Nella sua ricerca di una pastorale della misericordia, il testo è in certi punti segnato dal soggettivismo e dal relativismo morale. La regola oggettiva è sostituita, alla maniera protestante, dalla coscienza personale. Questo veleno è radicato, tra l’altro, nel personalismo che, nella pastorale familiare, non mette più il dono della vita ed il bene della famiglia in primo piano, ma la realizzazione personale e lo sviluppo spirituale degli sposi. A questo proposito, non si può che deplorare, ancora una volta, l’inversione dei fini del matrimonio già tratteggiata dalla costituzione pastorale Gaudium et spes del Concilio Vaticano II, inversione che si ritrova anche in Amoris lætitia. La cosiddetta «legge della gradualità» stravolge la morale cattolica.

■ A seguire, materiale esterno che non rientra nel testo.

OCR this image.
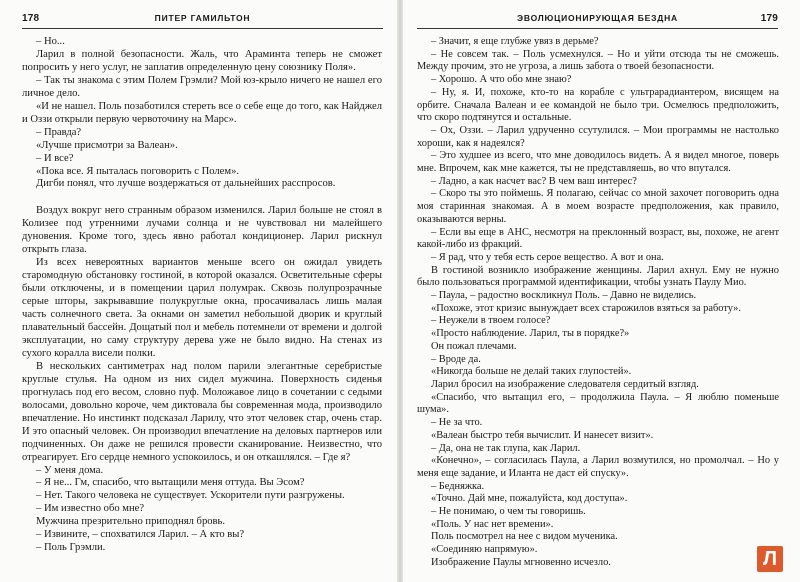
178	ПИТЕР ГАМИЛЬТОН

– Но...

Ларил в полной безопасности. Жаль, что Араминта теперь не сможет попросить у него услуг, не заплатив определенную цену союзнику Поля».

– Так ты знакома с этим Полем Грэмли? Мой юз-крыло ничего не нашел его личное дело.

«И не нашел. Поль позаботился стереть все о себе еще до того, как Найджел и Оззи открыли первую червоточину на Марс».

– Правда?

«Лучше присмотри за Валеан».

– И все?

«Пока все. Я пыталась поговорить с Полем».

Дигби понял, что лучше воздержаться от дальнейших расспросов.

Воздух вокруг него странным образом изменился. Ларил больше не стоял в Колизее под утренними лучами солнца и не чувствовал ни малейшего дуновения. Кроме того, здесь явно работал кондиционер. Ларил рискнул открыть глаза.

Из всех невероятных вариантов меньше всего он ожидал увидеть старомодную обстановку гостиной, в которой оказался. Осветительные сферы были отключены, и в помещении царил полумрак. Сквозь полупрозрачные серые шторы, закрывавшие полукруглые окна, просачивалась лишь малая часть солнечного света. За окнами он заметил небольшой дворик и круглый плавательный бассейн. Дощатый пол и мебель потемнели от времени и долгой эксплуатации, но саму структуру дерева уже не было видно. На стенах из сухого коралла висели полки.

В нескольких сантиметрах над полом парили элегантные серебристые круглые стулья. На одном из них сидел мужчина. Поверхность сиденья прогнулась под его весом, словно пуф. Моложавое лицо в сочетании с седыми волосами, довольно короче, чем диктовала бы современная мода, производило впечатление. Но инстинкт подсказал Ларилу, что этот человек стар, очень стар. И это опасный человек. Он производил впечатление на деловых партнеров или подчиненных. Он даже не решился провести сканирование. Неизвестно, что отреагирует. Его сердце немного успокоилось, и он откашлялся. – Где я?

– У меня дома.

– Я не... Гм, спасибо, что вытащили меня оттуда. Вы Эсом?

– Нет. Такого человека не существует. Ускорители пути разгружены.

– Им известно обо мне?

Мужчина презрительно приподнял бровь.

– Извините, – спохватился Ларил. – А кто вы?

– Поль Грэмли.

ЭВОЛЮЦИОНИРУЮЩАЯ БЕЗДНА	179

– Значит, я еще глубже увяз в дерьме?

– Не совсем так. – Поль усмехнулся. – Но и уйти отсюда ты не сможешь. Между прочим, это не угроза, а лишь забота о твоей безопасности.

– Хорошо. А что обо мне знаю?

– Ну, я. И, похоже, кто-то на корабле с ультрарадиантером, висящем на орбите. Сначала Валеан и ее командой не было три. Осмелюсь предположить, что скоро подтянутся и остальные.

– Ох, Оззи. – Ларил удрученно ссутулился. – Мои программы не настолько хороши, как я надеялся?

– Это худшее из всего, что мне доводилось видеть. А я видел многое, поверь мне. Впрочем, как мне кажется, ты не представляешь, во что впутался.

– Ладно, а как насчет вас? В чем ваш интерес?

– Скоро ты это поймешь. Я полагаю, сейчас со мной захочет поговорить одна моя старинная знакомая. А в моем возрасте предположения, как правило, оказываются верны.

– Если вы еще в АНС, несмотря на преклонный возраст, вы, похоже, не агент какой-либо из фракций.

– Я рад, что у тебя есть серое вещество. А вот и она.

В гостиной возникло изображение женщины. Ларил ахнул. Ему не нужно было пользоваться программой идентификации, чтобы узнать Паулу Мио.

– Паула, – радостно воскликнул Поль. – Давно не виделись.

«Похоже, этот кризис вынуждает всех старожилов взяться за работу».

– Неужели в твоем голосе?

«Просто наблюдение. Ларил, ты в порядке?»

Он пожал плечами.

– Вроде да.

«Никогда больше не делай таких глупостей».

Ларил бросил на изображение следователя сердитый взгляд.

«Спасибо, что вытащил его, – продолжила Паула. – Я люблю поменьше шума».

– Не за что.

«Валеан быстро тебя вычислит. И нанесет визит».

– Да, она не так глупа, как Ларил.

«Конечно», – согласилась Паула, а Ларил возмутился, но промолчал. – Но у меня еще задание, и Иланта не даст ей спуску».

– Бедняжка.

«Точно. Дай мне, пожалуйста, код доступа».

– Не понимаю, о чем ты говоришь.

«Поль. У нас нет времени».

Поль посмотрел на нее с видом мученика.

«Соединяю напрямую».

Изображение Паулы мгновенно исчезло.	Л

Le conseguenze dell’Amoris lætitia già si fanno sentire nella Chiesa: un parroco, come è suo dovere, rifiuta di dare il Corpo di Cristo ai peccatori pubblici, mentre un altro invita tutti a fare la Comunione.
Il Presidente della Conferenza episcopale delle Filippine ha dichiarato che l’Amoris lætitia sarà immediatamente messa in pratica nel suo paese e di conseguenza, in certi casi, delle persone divorziate e «risposate» riceveranno la Comunione [2]. Una profonda divisione si delinea in seno all’episcopato e al Sacro Collegio. I fedeli sono disorientati, tutta la Chiesa soffre di questa frattura. Rimettere in discussione l’obbligo di osservare in ogni caso i comandamenti di Dio, in particolare quello della fedeltà coniugale, significa capitolare davanti al diktat dei fatti e dello spirito del tempo: già in numerosi paesi – come la Germania, per esempio – si calpesta da molto tempo la pratica che deriva dal comandamento divino. Invece di elevare ciò che è al livello di ciò che deve essere, si abbassa ciò che deve essere a ciò che è, alla morale permissiva dei modernisti e dei progressisti. I fedeli il cui matrimonio è stato infranto, ma che in questa situazione sono rimasti fedeli, in modo molto virtuoso e talvolta eroico, alla promessa fatta davanti all’altare, si sentono traditi.
C’è di che piangere.

Noi imploriamo il Santo Padre umilmente, ma risolutamente, di riprendere in esame l’Esortazione Amoris Lætitia e specialmente il capitolo 8. Come nei testi del Vaticano II, ciò che è ambiguo deve essere interpretato in modo chiaro, e ciò che è in contraddizione con la dottrina e la pratica costante della Chiesa deve essere ritirato, per la gloria di Dio, per il bene di tutta la Chiesa, per la salvezza delle anime, specialmente di quelle che sono in pericolo di lasciarsi ingannare dall’apparenza di una falsa misericordia.
 
Menzingen, 2 maggio 2016, 
Festa di Sant’Atanasio

NOTE

1 - Cfr. Esortazione apostolica Familiaris consortio (n. 84); Catechismo della Chiesa Cattolica (n. 1650); Lettera della Congregazione per la Dottrina della Fede del 14 settembre 1994; Dichiarazione del Pontificio Consiglio per l’Interpretazione dei Testi Legislativi del 24 giugno 2000.
2 - Dichiarazione del 9 aprile 2016: «Si tratta di un’elargizione di misericordia, di un’apertura del cuore e dello spirito che non ha bisogno di nessuna legge, che non esige nessuna direttiva, né aspetta istruzioni. Può e deve essere attuata immediatamente».